Karl set his head against a rock. Shosha got out of the river and brought fresh water in a can to his lips. He sipped and looked at her. “Tell my brother I loved him,” he said.
“You can tell him yourself.”
“No.”
“You need to drink,” she said. “You have to stay hydrated.”
“That sounds hard,” Karl said. “I’m tir
ed.”
Shosha smoothed her hand along his face. “Rest,” she said.
“Will you sing to me? You have a beautiful voice.”
“Close your eyes,” she said.
She watched him. His hands slipped from his chest and the water lapped his side. When his breathing was rhythmical, she knew he was asleep. She went ashore and rested against a tree. She looked at Karl. He was turned toward the river and Praga across it. She thought about her mother and the rabbi and for a moment considered swimming across. She fell asleep thinking about the last time she had sucked a lemon drop.
THE SKY WAS CLOUDY AND THE AIR MUGGY AND THICK. Shosha awakened and didn’t remember where she was. She heard voices and looked toward the river and saw Karl there, lying on his back. The water was higher than before and almost covered his chest. She felt faint in the heat and hungry but the voices roused her. She looked around first and then went down to Karl. A thin white crust glazed his lips. She saw a blister. She knelt down to him and patted his face.

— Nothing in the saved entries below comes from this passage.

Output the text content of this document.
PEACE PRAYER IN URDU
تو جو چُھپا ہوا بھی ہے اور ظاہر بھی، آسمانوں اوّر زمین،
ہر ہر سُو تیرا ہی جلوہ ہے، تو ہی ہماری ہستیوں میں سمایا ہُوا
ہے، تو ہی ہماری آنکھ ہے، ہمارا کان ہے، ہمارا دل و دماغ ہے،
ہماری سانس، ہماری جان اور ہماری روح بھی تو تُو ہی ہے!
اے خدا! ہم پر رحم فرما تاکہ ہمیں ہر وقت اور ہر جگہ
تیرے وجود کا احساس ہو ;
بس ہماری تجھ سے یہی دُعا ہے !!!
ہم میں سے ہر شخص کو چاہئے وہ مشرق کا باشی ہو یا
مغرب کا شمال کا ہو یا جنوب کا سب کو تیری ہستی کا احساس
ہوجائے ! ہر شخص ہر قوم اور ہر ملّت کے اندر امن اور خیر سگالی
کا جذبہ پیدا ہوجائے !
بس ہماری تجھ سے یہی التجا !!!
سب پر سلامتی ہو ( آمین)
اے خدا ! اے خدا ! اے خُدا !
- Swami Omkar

“Karl—we have to go. Wake up.” She flicked water on his cheek. “Wake up.”
The voices were closer and she saw a slender line of soldier boys coming over a distant knoll toward the shore. She took Karl’s hands and tugged him. “You have to stand,” she said. “We have to move.”
He didn’t open his eyes and she placed her ear against his chest. She thought she heard his heart but couldn’t be sure through the water.
“Help me. Stand. Stand up.”
She straddled his body and put her arms under his shoulders and tried to lift him. She stopped and considered the water. She slipped him away from the rock and tugged him out until they floated together. She saw his eyes open.
“You’re awake,” she said. “Try to stand. Help me.”
She thought they could move down river, away from the soldiers, in the water. She pushed them with her legs and kept her head close to his cheek. She heard him breathing softly. The water around them was still but Shosha saw the river moving faster toward the center. Tree limbs and war waste floated by, submerging in the chop, then surfacing in little eddies.
She grew up warned about the undertow here and when she felt her legs pulled from beneath her, she was frightened and angry. She held Karl but felt the river tugging him. She kicked her legs and moved to the side of the current. She rested and moved her legs again, keeping her feet on smooth rocks along the hard pebbled bottom. She looked at the tanks on the Praga shore. They moved about a hundred more meters when the undertow pulled Karl out of her hands. She was weaker now but she grabbed his shirt and pulled herself forward and got her arms around his neck. She moved to get a better grip on him but the current slammed against her legs. She struggled to hold Karl and swallowed water and choked.